Wednesday, October 08, 2014

A few thoughts on (e)merge and the theory of Thermodynamics

The fourth edition of the (e)merge art fair just concluded on Sunday, and I feel pretty sure that I can take a decent shot at guessing that the fifth iteration will come next year.

I remember how surprised the DMV art scribes were in announcing (e)merge's return for a second iteration in 2012. After all, the international art fair model, so successful in most of the planet's capitals had been tried  before here, most recently by ArtDC, and had been an abject failure.

The DMV "art press" was really surprised!

"People in DC just don't buy art," will tell you failed gallerists and failed art dealers (and most DMV artists).

In any endeavor, the reasons for failures usually appear to trump the reasons for success (and thus why many slackers love socialism as long as somebody else is willing to work hard), and thus the scribes' 2012 surprise that (e)merge was returning was but a true representation of shock from the scant DC area art press; they all but expected for (e)merge to fail. 

When it came back in 2013, and again this year, the surprise was somewhat lessened, and the hardworking bloggers added impetus to the drive. The mainstream media's "lessened surprised" will hopefully never be replaced by the DMV mainstream media's usual attitude towards the capital region's visual arts: apathy.

In fact the WaPo is a 2014 sponsor - Yay!

Back on track: It is clear that (e)merge's continuity is mostly the result of Connersmith's dynamic duo partners' hard work and faith on the DMV visual arts future.  Jamie Smith and Leigh Conner are savvy, experienced and connected art world personalities, and they are not afraid of hard work, extraordinary leaps of faith on the promise of the future, as well as the occasional ass kick... to make things happen. 

But I think that the most positive result to that unexpected continuity for DC's only art fair model (and as I think the near future will show) is that (e)merge is now providing a bridge to what can best be described as a kindling new revival to the DMV visual art scene.

Think warmth.

The "outside the DMV" art cabal is sensing something here in the area... I know this because there's no one on this planet that knows more about the DMV visual art scene than I do.

That was not irony, that is fact, and my evidence is that I am constantly getting emailed, queried, called, probed and asked for data, info, opinion and input about a diverse and mind-blowing set of issues all centered on the focus of DMV visual arts... this has happened for years, after all, I am an eloquent, erudite, outgoing, high IQ, likable, sexy, good-looking, hard working person who doesn't think of any of this stuff as "work."

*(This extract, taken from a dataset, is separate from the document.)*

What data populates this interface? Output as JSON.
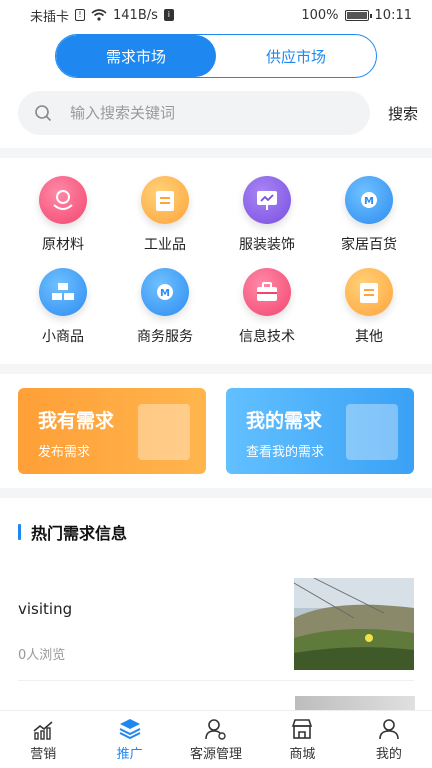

Newspaper editors, everybody else's art critics, radio, art fair organizers, artists, gallerists, blah, blah, blah... they are all always reaching out to me for the most precious thing on the universe: Information.

And there's a theory (actually a law) of thermodynamics that is also adapted to other fields and now often used to predict (of all things) a virus or cyberspace attack (before it happens) based on the second law of thermodynamics as exemplified by the flow of hot water through a pipe... cough, cough.

If you don't know what I'm talking about, then you probably are really, really good at what you do, but stand zip chance of being invited to join Mensa.

And that law of thermodynamics, which when first discussed over a decade ago in application to cyberspace traffic was laughed at, can now routinely be applied to nearly everything dealing with information.

The DMV visual art scene's water is warming up folks... and (e)merge's continuity is a big part of it... is it the gas heater heating the pipe? or the warming water running though it? Not sure, and there's very little tangible evidence to prove what I am submitting here, but listen to the Lenster when he tells you that there are a lot of excited Rydberg atoms in the DMV visual arts waters, as the temperature of a group of particles (of which (e)merge is a key one) is always a great indication of the level of excitation of a system.

There are (of course) notable exceptions to this rule, such as systems that exhibit negative temperature -- like the DMV mainstream press, which (ever since Gene Robinson killed the visual arts coverage of the Washington Post's Style Section a few years ago when he was sadly made the Style Section editor for a disastrous few years), continues to fail to inform its diminishing readership about the plastic arts.

When it all happens, whatever it is about to happen with the DMV visual arts scene in the near future, they will be surprised and shocked once again...

Go (e)merge! See ya next year! And... Thank You!